Question

A bullet of mass 11 g strikes a ballistic pendulum of mass 1.9 kg. The center of mass of the pendulum rises a vertical distance of 10 cm. Assuming that the bullet remains embedded in the pendulum, calculate the bullet's initial speed.

Answer 1

The bullet's initial speed is 243.21 m/s.

Step-by-step explanation:

Given that,

Mass of the bullet,
`m_b=11\ g=0.011\ kg`

Mass of the pendulum,
`m_p=19\ kg`

The center of mass of the pendulum rises a vertical distance of 10 cm.

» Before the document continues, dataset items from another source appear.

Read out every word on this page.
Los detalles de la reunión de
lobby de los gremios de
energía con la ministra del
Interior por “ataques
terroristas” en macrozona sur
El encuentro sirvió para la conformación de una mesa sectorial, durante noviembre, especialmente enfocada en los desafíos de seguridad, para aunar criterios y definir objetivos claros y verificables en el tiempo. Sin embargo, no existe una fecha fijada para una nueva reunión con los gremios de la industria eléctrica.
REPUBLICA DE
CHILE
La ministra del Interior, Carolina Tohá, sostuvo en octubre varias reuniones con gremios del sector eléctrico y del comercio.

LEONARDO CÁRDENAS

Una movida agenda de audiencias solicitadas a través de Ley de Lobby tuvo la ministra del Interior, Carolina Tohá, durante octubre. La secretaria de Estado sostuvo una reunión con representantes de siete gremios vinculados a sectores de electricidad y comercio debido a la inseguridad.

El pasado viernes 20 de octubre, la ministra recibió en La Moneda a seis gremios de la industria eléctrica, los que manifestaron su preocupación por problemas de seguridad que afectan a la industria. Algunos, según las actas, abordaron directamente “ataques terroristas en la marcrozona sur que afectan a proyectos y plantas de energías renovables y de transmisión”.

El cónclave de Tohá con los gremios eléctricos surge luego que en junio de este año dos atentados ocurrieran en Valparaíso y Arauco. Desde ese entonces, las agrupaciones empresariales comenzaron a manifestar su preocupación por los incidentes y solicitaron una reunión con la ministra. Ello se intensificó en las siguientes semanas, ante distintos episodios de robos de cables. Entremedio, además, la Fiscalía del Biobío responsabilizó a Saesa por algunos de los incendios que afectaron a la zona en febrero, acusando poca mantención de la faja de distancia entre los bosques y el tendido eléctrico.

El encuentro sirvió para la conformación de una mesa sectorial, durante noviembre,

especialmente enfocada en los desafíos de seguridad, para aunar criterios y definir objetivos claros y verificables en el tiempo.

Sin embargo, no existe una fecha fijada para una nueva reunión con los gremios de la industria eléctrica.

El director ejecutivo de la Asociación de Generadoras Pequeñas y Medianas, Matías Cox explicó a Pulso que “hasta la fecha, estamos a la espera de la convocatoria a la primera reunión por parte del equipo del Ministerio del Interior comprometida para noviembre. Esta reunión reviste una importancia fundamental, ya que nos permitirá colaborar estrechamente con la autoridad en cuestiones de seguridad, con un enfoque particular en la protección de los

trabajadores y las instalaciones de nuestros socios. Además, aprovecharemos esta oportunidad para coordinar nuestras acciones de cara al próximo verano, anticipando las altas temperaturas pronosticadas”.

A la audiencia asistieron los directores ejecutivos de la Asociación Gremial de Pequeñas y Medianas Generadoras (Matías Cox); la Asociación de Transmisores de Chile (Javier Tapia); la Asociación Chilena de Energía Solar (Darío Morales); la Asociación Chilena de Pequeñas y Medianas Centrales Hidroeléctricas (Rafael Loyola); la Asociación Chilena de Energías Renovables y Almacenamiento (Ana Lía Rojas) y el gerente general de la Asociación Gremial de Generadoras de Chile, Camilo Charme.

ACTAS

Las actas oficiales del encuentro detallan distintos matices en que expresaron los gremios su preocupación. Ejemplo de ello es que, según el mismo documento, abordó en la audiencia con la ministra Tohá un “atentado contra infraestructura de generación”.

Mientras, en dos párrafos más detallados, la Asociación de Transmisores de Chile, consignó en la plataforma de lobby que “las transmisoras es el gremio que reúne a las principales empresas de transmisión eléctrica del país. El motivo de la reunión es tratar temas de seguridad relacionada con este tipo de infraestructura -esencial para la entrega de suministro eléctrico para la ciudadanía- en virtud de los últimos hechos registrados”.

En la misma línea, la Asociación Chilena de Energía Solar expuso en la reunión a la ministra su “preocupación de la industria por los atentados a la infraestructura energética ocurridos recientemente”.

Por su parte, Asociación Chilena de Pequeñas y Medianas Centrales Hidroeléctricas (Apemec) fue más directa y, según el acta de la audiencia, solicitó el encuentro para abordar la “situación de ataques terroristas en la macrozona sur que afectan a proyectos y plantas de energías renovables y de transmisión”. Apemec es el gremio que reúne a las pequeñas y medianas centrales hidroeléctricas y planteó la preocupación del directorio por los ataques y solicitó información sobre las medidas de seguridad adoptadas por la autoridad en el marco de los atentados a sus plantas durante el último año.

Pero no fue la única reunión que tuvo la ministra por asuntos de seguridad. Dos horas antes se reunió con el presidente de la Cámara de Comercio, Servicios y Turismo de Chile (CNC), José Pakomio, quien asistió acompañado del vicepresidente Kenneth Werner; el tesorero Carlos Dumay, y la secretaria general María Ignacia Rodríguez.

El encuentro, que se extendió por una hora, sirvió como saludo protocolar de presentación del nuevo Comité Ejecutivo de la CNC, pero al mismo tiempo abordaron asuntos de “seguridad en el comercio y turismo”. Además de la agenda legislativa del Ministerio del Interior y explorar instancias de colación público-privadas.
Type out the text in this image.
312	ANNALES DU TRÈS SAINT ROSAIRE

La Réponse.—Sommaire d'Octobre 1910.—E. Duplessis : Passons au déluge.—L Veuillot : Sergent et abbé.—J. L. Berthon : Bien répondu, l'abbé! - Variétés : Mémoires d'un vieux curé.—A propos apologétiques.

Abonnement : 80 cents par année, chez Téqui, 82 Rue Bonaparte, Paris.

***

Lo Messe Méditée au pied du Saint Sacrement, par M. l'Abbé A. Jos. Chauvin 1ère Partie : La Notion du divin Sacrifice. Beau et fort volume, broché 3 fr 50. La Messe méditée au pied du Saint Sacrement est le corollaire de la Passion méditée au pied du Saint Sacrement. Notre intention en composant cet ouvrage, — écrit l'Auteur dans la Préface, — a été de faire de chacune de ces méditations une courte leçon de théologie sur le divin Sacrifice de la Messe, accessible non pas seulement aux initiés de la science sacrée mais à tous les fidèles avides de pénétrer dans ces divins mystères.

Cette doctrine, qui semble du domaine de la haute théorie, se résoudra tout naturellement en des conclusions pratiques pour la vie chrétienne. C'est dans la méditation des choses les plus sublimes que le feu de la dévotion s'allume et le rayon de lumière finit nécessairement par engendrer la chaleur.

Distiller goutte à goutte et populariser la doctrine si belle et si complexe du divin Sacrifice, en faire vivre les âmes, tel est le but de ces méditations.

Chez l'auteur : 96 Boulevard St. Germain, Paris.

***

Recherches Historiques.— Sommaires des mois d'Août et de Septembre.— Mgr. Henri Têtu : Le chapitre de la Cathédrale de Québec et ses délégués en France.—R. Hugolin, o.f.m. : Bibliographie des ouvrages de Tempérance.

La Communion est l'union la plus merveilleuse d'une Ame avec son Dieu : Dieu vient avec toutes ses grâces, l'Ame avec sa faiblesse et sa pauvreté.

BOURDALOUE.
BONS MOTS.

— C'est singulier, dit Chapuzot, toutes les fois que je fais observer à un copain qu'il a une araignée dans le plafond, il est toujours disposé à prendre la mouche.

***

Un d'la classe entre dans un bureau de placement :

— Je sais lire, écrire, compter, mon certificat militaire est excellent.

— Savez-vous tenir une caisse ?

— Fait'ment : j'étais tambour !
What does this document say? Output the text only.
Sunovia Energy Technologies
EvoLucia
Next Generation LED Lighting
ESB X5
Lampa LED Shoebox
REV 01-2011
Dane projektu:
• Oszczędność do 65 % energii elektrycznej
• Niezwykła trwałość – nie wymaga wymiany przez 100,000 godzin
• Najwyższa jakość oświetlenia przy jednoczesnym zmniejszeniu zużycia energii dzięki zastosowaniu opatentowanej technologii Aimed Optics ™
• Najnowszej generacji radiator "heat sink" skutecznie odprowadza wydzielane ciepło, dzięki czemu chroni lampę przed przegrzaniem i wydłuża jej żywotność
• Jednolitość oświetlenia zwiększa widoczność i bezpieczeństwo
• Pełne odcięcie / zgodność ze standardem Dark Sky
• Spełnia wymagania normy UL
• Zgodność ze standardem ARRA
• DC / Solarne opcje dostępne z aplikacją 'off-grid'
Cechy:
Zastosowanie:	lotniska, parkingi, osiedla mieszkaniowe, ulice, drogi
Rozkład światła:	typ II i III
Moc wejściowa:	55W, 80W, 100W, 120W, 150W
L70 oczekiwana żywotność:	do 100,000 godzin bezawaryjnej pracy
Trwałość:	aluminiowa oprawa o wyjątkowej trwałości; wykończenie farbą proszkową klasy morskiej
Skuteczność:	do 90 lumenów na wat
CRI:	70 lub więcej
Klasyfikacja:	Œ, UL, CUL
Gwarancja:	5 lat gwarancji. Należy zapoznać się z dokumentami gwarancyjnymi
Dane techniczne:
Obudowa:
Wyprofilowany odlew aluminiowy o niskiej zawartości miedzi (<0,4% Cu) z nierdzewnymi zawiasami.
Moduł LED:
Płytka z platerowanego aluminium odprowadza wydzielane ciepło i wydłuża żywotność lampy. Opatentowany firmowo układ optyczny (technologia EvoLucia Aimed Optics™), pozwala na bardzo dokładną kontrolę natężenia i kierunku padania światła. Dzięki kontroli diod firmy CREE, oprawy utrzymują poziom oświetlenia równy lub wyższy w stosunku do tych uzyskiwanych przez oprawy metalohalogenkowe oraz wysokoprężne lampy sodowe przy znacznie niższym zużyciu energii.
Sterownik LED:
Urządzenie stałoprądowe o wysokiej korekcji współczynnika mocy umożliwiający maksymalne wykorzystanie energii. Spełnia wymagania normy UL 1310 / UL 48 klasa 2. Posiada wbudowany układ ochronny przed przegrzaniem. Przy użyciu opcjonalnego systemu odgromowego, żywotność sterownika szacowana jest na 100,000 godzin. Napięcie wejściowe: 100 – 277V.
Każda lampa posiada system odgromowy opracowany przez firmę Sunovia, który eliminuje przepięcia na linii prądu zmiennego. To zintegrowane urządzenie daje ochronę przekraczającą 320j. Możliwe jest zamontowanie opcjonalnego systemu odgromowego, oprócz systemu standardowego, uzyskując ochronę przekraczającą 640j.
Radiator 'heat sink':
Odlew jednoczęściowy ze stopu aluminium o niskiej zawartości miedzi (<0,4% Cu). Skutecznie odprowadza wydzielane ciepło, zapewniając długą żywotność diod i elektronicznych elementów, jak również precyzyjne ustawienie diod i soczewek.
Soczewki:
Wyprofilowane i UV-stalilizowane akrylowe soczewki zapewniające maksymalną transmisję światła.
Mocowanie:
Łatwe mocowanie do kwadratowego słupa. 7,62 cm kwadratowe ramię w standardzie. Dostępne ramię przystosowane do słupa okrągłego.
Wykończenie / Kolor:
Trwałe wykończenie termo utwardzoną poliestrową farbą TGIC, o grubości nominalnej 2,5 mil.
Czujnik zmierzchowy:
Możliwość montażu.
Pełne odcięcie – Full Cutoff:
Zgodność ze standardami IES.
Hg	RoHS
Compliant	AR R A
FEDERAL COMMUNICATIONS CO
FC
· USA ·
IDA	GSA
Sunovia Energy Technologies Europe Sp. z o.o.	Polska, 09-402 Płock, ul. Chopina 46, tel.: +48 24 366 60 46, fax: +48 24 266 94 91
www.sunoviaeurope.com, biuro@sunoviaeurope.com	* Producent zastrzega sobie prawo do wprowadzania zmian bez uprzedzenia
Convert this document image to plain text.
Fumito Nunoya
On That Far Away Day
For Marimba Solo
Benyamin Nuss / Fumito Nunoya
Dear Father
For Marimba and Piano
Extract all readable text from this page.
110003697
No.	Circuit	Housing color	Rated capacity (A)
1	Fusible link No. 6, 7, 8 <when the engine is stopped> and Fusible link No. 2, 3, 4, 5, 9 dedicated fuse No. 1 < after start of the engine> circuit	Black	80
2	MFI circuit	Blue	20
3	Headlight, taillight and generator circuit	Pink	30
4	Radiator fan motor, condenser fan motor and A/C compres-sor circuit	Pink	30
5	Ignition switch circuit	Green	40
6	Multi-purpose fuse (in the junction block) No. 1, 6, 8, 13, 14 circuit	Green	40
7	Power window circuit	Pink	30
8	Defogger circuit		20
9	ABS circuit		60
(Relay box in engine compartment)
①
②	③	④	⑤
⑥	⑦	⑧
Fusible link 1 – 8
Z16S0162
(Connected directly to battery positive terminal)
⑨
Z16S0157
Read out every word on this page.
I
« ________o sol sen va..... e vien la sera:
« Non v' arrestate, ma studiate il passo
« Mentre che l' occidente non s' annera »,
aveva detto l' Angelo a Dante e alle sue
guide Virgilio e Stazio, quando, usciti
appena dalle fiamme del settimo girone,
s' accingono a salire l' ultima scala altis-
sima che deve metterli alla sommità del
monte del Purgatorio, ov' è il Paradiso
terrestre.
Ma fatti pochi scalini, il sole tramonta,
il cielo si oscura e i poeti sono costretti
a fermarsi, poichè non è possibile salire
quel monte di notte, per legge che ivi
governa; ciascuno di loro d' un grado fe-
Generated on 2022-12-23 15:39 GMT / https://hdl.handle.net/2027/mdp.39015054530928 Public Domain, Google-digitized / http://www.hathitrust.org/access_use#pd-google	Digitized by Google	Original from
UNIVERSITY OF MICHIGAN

We need to find the bullet's initial speed if it is assumed that the bullet remains embedded in the pendulum. Let it is v. In this case, the energy of the system remains conserved. The kinetic energy of the bullet gets converted to potential energy for the whole system. So,

`(1)/(2)(m_b+m_p)V^2 =(m_b+m_p)gh\\\\V=√(2gh) \ .................(1)`

V is the speed of the bullet and pendulum at the time of collision

Now using conservation of momentum as :

`m_bv=(m_p+m_b)V`

Put the value of V from equation (1) in above equation as :

`v=((m_p+m_b))/(m_b)√(2gh) \\\\v=((1.9+0.011))/(0.011)√(2* 9.8* 0.1)\\\\v=243.21\ m/s`

So, the bullet's initial speed is 243.21 m/s.